Daily Sun photo/LOYD COOK Navarro County Historical Commission member Tim Easley displays the new "Digital 8" video camera that arrived Monday, signaling the start of a project that will record the memories of the county's veterans concerning their service.

By LOYD COOK/Daily Sun Staff

A national study estimates about 1,500 veterans of the armed forces pass away each day, a loss that is also to history as well as to families.

Tim Easley, treasurer of the Navarro County Historical Commission, said a local effort is about to get up to speed. It's an effort to tape, on both video and audio formats, the recollections and anecdotes of our veterans -- with an initial emphasis on World War II veterans.

"They're the ones we're in danger of losing first," Easley said, adding that it's estimated that Navarro County has about 4,000 veterans of all classification and loses about 300 veterans per year.

The commission received a "Digital 8" video camera on Monday, a purchase included in its most recent budget. It records in an 8-mm format, crucial because that is the format the Library of Congress -- which is spearheading the national collection of veterans' remembrances -- uses for archival purposes.

Historical commission officials are seeking volunteers to aid in the effort. Although Easley (who works in the county auditor's office) has been one of the chief organizers and workers in the early stages of the project, "I don't have the time to do every single interview. Family members can assist by doing the interviews," he said.

It's a simple process, Easley said. Read a prepared questionnaire (which the historical commission has already produced) to the veteran and let he or she answer it.
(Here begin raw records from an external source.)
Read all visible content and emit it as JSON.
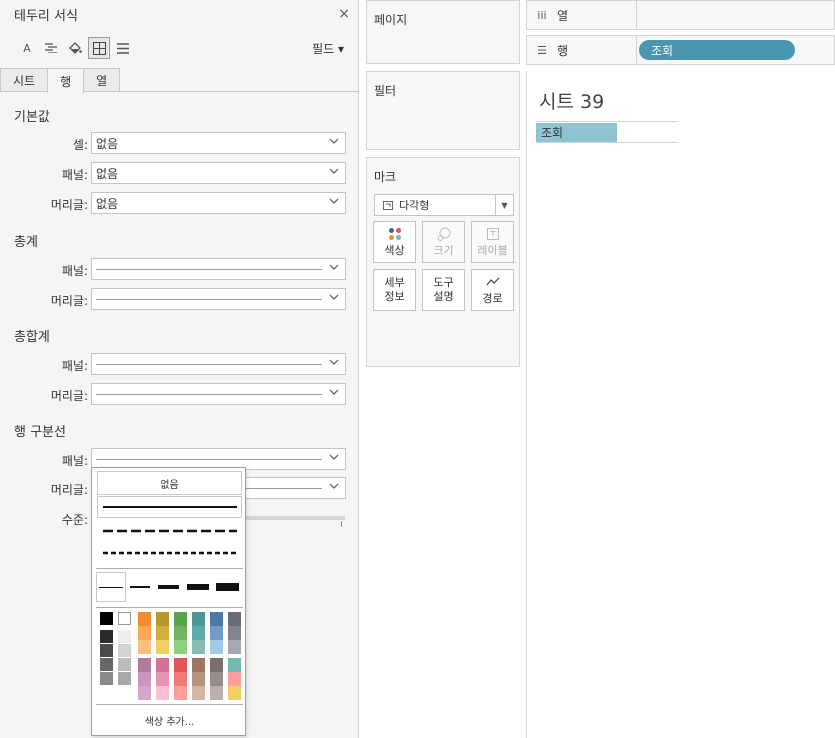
{
  "format_pane": {
    "title": "테두리 서식",
    "close": "×",
    "toolbar": {
      "font_label": "A",
      "fields_label": "필드 ▾"
    },
    "tabs": [
      {
        "label": "시트"
      },
      {
        "label": "행"
      },
      {
        "label": "열"
      }
    ],
    "sections": {
      "default": {
        "title": "기본값",
        "rows": [
          {
            "label": "셀:",
            "value": "없음"
          },
          {
            "label": "패널:",
            "value": "없음"
          },
          {
            "label": "머리글:",
            "value": "없음"
          }
        ]
      },
      "totals": {
        "title": "총계",
        "rows": [
          {
            "label": "패널:"
          },
          {
            "label": "머리글:"
          }
        ]
      },
      "grand_totals": {
        "title": "총합계",
        "rows": [
          {
            "label": "패널:"
          },
          {
            "label": "머리글:"
          }
        ]
      },
      "row_divider": {
        "title": "행 구분선",
        "rows": [
          {
            "label": "패널:"
          },
          {
            "label": "머리글:"
          },
          {
            "label": "수준:"
          }
        ]
      }
    }
  },
  "line_popup": {
    "none_label": "없음",
    "more_colors": "색상 추가...",
    "colors": {
      "grays": [
        "#000000",
        "#2b2b2b",
        "#4a4a4a",
        "#666666",
        "#8a8a8a"
      ],
      "whites": [
        "#ffffff",
        "#eeeeee",
        "#d2d2d2",
        "#bcbcbc",
        "#a8a8a8"
      ],
      "top_columns": [
        [
          "#f28e2b",
          "#ffa85a",
          "#ffbe7d"
        ],
        [
          "#b6992d",
          "#d4ae3a",
          "#f1ce63"
        ],
        [
          "#59a14f",
          "#74b35e",
          "#8cd17d"
        ],
        [
          "#499894",
          "#5eaca8",
          "#86bcb6"
        ],
        [
          "#4e79a7",
          "#709cc7",
          "#a0cbe8"
        ],
        [
          "#666b77",
          "#7e8591",
          "#a3a9b3"
        ]
      ],
      "bottom_columns": [
        [
          "#b07aa1",
          "#c896be",
          "#d4a6c8"
        ],
        [
          "#d37295",
          "#e693b2",
          "#fabfd2"
        ],
        [
          "#e15759",
          "#f07a7a",
          "#ff9d9a"
        ],
        [
          "#9d7660",
          "#b7937e",
          "#d7b5a6"
        ],
        [
          "#79706e",
          "#958c88",
          "#bab0ac"
        ],
        [
          "#76b7b2",
          "#ff9d9a",
          "#f1ce63"
        ]
      ]
    }
  },
  "pages_card": {
    "title": "페이지"
  },
  "filters_card": {
    "title": "필터"
  },
  "marks_card": {
    "title": "마크",
    "type": "다각형",
    "buttons": [
      {
        "label": "색상",
        "enabled": true
      },
      {
        "label": "크기",
        "enabled": false
      },
      {
        "label": "레이블",
        "enabled": false
      },
      {
        "label": "세부\n정보",
        "l1": "세부",
        "l2": "정보",
        "enabled": true
      },
      {
        "label": "도구\n설명",
        "l1": "도구",
        "l2": "설명",
        "enabled": true
      },
      {
        "label": "경로",
        "enabled": true
      }
    ]
  },
  "shelves": {
    "columns": {
      "icon": "iii",
      "label": "열"
    },
    "rows": {
      "icon": "☰",
      "label": "행",
      "pill": "조회"
    }
  },
  "sheet": {
    "title": "시트 39",
    "bar_label": "조회",
    "bar_fraction": 0.57
  }
}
"Just ask the question and then let them talk," he said, adding that detail and human elements are the things the project is going after.
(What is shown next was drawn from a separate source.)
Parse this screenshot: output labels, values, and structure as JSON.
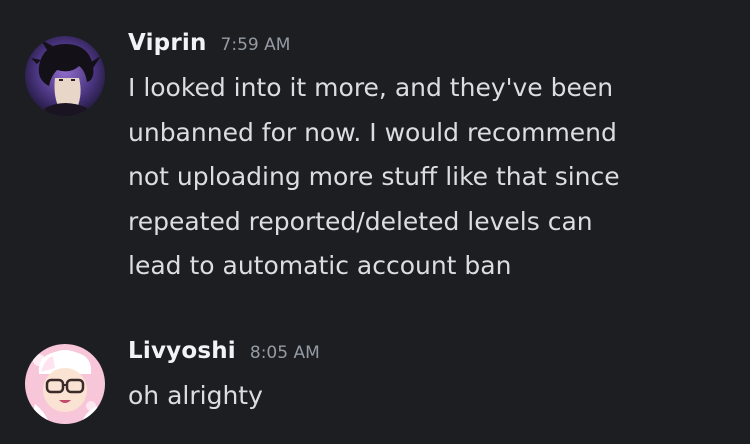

Easley said the commission already has a list made up of mostly World War II veterans who've already expressed a willingness to be a part of the project.
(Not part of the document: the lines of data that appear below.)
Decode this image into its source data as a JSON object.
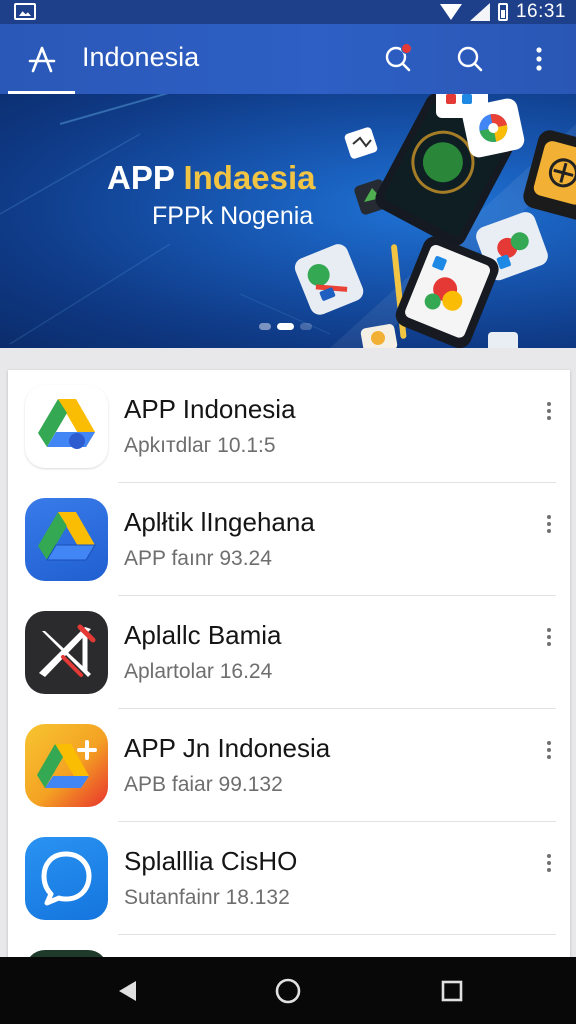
{
  "status_bar": {
    "time": "16:31"
  },
  "app_bar": {
    "title": "Indonesia",
    "logo_icon": "app-store-a-icon",
    "actions": [
      "notifications-icon",
      "search-icon",
      "more-vert-icon"
    ]
  },
  "banner": {
    "headline_part1": "APP ",
    "headline_part2": "Indaesia",
    "subline": "FPPk Nogenia",
    "page_count": 3,
    "active_page": 2
  },
  "apps": [
    {
      "name": "APP Indonesia",
      "meta": "Apkıтdlaг 10.1:5",
      "icon": "drive-triangle-icon"
    },
    {
      "name": "Aplłtik lIngehana",
      "meta": "APP faınr 93.24",
      "icon": "drive-triangle-blue-icon"
    },
    {
      "name": "Aplallc Bamia",
      "meta": "Aplartolar 16.24",
      "icon": "x-cross-icon"
    },
    {
      "name": "APP Jn Indonesia",
      "meta": "APB faiar 99.132",
      "icon": "drive-plus-icon"
    },
    {
      "name": "Splalllia CisHO",
      "meta": "Sutanfainr 18.132",
      "icon": "chat-bubble-icon"
    }
  ],
  "nav_bar": [
    "back-icon",
    "home-icon",
    "recents-icon"
  ],
  "colors": {
    "app_bar": "#2d5fc4",
    "status_bar": "#1e3f8a",
    "banner_accent": "#f2c443",
    "nav_bar": "#080808"
  }
}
And Easley is beginning the process to start recording interviews with returning veterans of the present Iraq war as they rotate home from their stints overseas.

The video project is just a part of what the county's historical commission is working on now.

A war museum is in the early stages. The Navarro County Commissioners Court agreed to let the commission use a historic cabin -- located behind the county jail -- as the site. Organizers say that its cleanup is set for this week and that now the county has obtained a large, special container for storage of records kept there, movement into the facility will accelerate.

Officials have been soliciting old photographs and memorabilia for display there, with the photos scanned into a computer for digital storage and later reproduction, allowing their owners to retain the original.

"I've already had people promise to donate memorabilia for when we get the cabin set up (as a museum)," Easley said. "But we're always on the lookout for more -- of everything."

Easley said he has kept up with all the research and other material that went into organizing the effort for the war memorial on the courthouse lawn and that he has "been keeping one eye open and adding things to it."